En su libro sobre el problema del Sahara, el Premio Cervantes de Literatura Juan Goytisolo hace una inmejorable exposición sobre el más longevo contencioso internacional del África, subproducto de la guerra fría.
Reconocido como un escritor progresista de izquierdas, partidario de la revolución argelina, escribió hace ya casi medio siglo un esclarecedor ensayo sobre la cuestión saharaui que sigue tan vigente a pesar del tiempo y los acontecimientos transcurridos.

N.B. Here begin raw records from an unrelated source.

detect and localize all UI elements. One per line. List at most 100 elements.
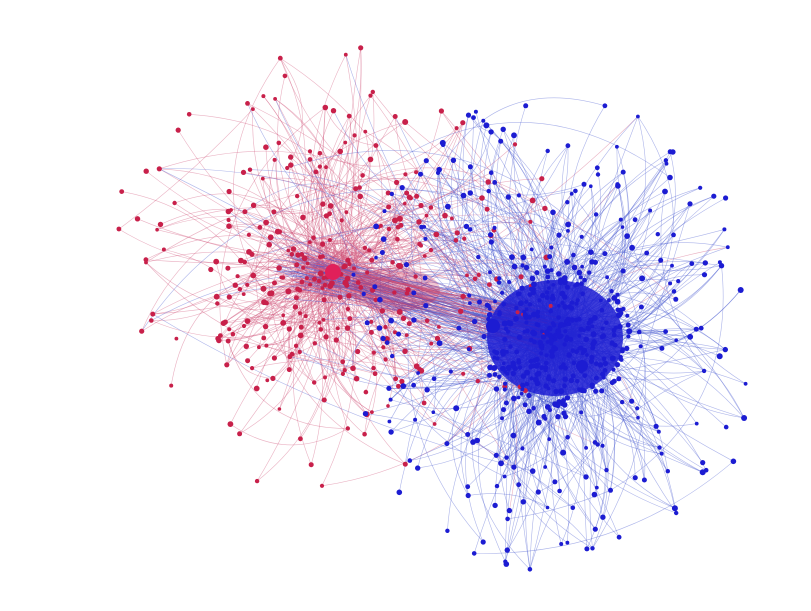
edge — [273, 187, 360, 215]
blue-node — [537, 298, 542, 303]
red-node — [392, 217, 398, 224]
blue-node — [602, 368, 608, 373]
edge — [121, 191, 242, 261]
edge — [318, 204, 422, 272]
blue-node — [544, 353, 549, 358]
blue-node — [424, 387, 430, 393]
red-node — [414, 170, 419, 175]
blue-node — [549, 268, 554, 273]
red-node — [542, 205, 548, 212]
blue-node — [502, 336, 508, 342]
red-node — [320, 254, 325, 259]
edge — [330, 205, 474, 443]
red-node — [276, 140, 282, 146]
red-node — [404, 333, 409, 337]
red-node — [367, 248, 372, 253]
edge — [555, 391, 569, 543]
red-node — [161, 247, 166, 252]
red-node — [155, 227, 159, 232]
edge — [628, 116, 674, 332]
red-node — [343, 52, 348, 57]
blue-node — [505, 364, 512, 371]
edge — [323, 107, 338, 265]
blue-node — [717, 260, 722, 265]
blue-node — [549, 295, 556, 302]
blue-node — [687, 201, 693, 207]
red-node — [529, 197, 536, 204]
blue-node — [492, 180, 498, 185]
edge — [488, 181, 677, 300]
blue-node — [556, 232, 562, 238]
edge — [258, 289, 347, 348]
edge — [343, 243, 420, 264]
blue-node — [544, 268, 551, 274]
blue-node — [492, 372, 498, 377]
red-node — [402, 119, 409, 125]
blue-node — [510, 370, 516, 377]
edge — [330, 197, 483, 261]
blue-node — [526, 392, 532, 399]
blue-node — [565, 221, 571, 228]
red-node — [297, 287, 303, 293]
red-node — [327, 203, 334, 209]
blue-node — [561, 402, 568, 408]
blue-node — [547, 437, 552, 441]
edge — [174, 192, 407, 244]
red-node — [143, 168, 149, 174]
red-node — [298, 311, 302, 316]
red-node — [394, 179, 400, 185]
blue-node — [411, 382, 416, 388]
blue-node — [549, 245, 554, 250]
edge — [156, 207, 342, 230]
blue-node — [620, 348, 625, 354]
blue-node — [562, 383, 567, 389]
blue-node — [625, 313, 630, 318]
edge — [287, 150, 606, 254]
edge — [145, 177, 489, 263]
edge — [581, 236, 612, 292]
red-node — [139, 328, 145, 334]
blue-node — [580, 350, 585, 356]
red-node — [149, 318, 154, 323]
edge — [274, 98, 335, 250]
blue-node — [638, 304, 644, 310]
edge — [298, 300, 373, 413]
red-node — [450, 216, 454, 221]
edge — [273, 211, 333, 265]
blue-node — [601, 356, 607, 362]
blue-node — [495, 356, 500, 361]
blue-node — [399, 185, 405, 191]
blue-node — [618, 310, 624, 316]
red-node — [280, 320, 287, 326]
blue-node — [700, 460, 706, 466]
blue-node — [522, 402, 528, 408]
bridge-edge — [281, 255, 511, 340]
blue-node — [563, 329, 568, 334]
blue-node — [502, 387, 507, 392]
blue-node — [599, 334, 605, 340]
red-node — [298, 324, 304, 330]
blue-node — [566, 321, 572, 327]
edge — [359, 122, 671, 188]
blue-node — [557, 488, 562, 494]
blue-node — [514, 305, 519, 311]
red-node — [307, 149, 313, 154]
edge — [326, 287, 367, 415]
blue-node — [386, 385, 392, 391]
blue-node — [604, 467, 609, 473]
red-node — [345, 306, 351, 312]
blue-node — [500, 349, 506, 355]
edge — [342, 291, 347, 374]
blue-node — [579, 281, 584, 286]
edge — [437, 172, 585, 196]
edge — [274, 98, 344, 248]
edges-layer — [118, 47, 746, 570]
edge — [302, 217, 337, 301]
red-node — [220, 320, 227, 327]
blue-node — [543, 465, 548, 469]
edge — [385, 145, 569, 328]
blue-node — [465, 432, 471, 437]
red-node — [485, 179, 491, 185]
blue-node — [530, 363, 536, 369]
red-node — [277, 55, 283, 61]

El Premio Cervantes español fue reconocido a pesar de objetar el intervencionismo de muchas organizaciones gubernamentales y no gubernamentales españolas en asuntos internos marroquíes, y de establecer un paralelismo con la causa de la integridad territorial de Marruecos con la indefinida ocupación británica de Gibraltar. En su libro Goytisolo también reprocha a los republicanos españoles por no haber aceptado un ofrecimiento de la izquierda marxista marroquí, que podría haber salvado a la república española derrotada en la guerra civil de 1936 al 39. Por supuesto, también dedica sus merecidas líneas al problema vasco y al separatismo catalán, dos conflictos irresolutos que invalidan cualquier injerencia española en asuntos magrebíes.
Mientras en las fronteras de Europa sigue predominando el rechazo y los prejuicios con respecto a los exiliados económicos africanos, brutalmente rechazados en contravención a toda naturaleza humana y convencionalismo humanitario, en Marruecos fui parte un par de años atrás de un cónclave mundial donde fue condenada esta racista segregación europea.
En el lapso de un lustro visité en tres oportunidades el Reino de Marruecos, y puedo dar testimonio del progreso material y sobre todo moral que ha conquistado bajo la conducción pluralista de su monarca Mohammed 6.
En estos pocos años, pude constatar que el servicio de seguridad marroquí es requerido por naciones tan bien posicionadas como Francia o Bélgica, que los imanes marroquíes son los más solicitados para instruir a las autoridades islámicas de países europeos, que los cristianos gozan de absoluta libertad para ejercer el culto a su fe en Marruecos y que incluso son protegidos por las fuerzas del orden de este Reino magrebí.
El Reino de Marruecos lo ha expresado con claridad un par de años atrás en Oujda, ante exponentes de países africanos, europeos y americanos. Marruecos considera al enfoque histérico de algunos europeos cuando hablan de la inmigración como una promesa de infierno para todos, una mera exageración.
En medio de la mas absoluta calma, las autoridades del Reino de Marruecos nos ilustraron sobre sus políticas al respecto, que hacen honor a la tradición del país. Sus mecanismos inclusivos abarcan programas de capacitación laboral a los que incluso acceden subsaharianos indocumentados.
Quedó claro que la inmigración no es considerada problema en un país cuyo acervo cultural, justamente, fue erigido con aporte de judíos y herejes que huían de las guerras que inventaban los monarcas europeos, para combatir a demonios que como vampiros, no se dejaban ver ni en los espejos.
Hoy, como en aquel tiempo, la pobreza derivada de un comercio injusto manejado por los países ricos, a la que se suma una pandemia que es responsabilidad de los mismos culpables, no causa remordimiento a los supremacistas y segregacionistas que consideran la inmigración como un “flujo” que pueden detener como se cierra un grifo de agua, al decir de Prévost Gérard.
Para el Rey Mohammed VI de Marruecos, aislarse del mundo es la peor maldición que puede sucederle a un país, y sobre todo a una comarca que considera que sus dueños son todos los que deseen habitarlo.
Tal vez sea este progresismo real el que cause tanto desconcierto a una izquierda trasnochada, incapaz de reconocerse superada por una monarquía progresista.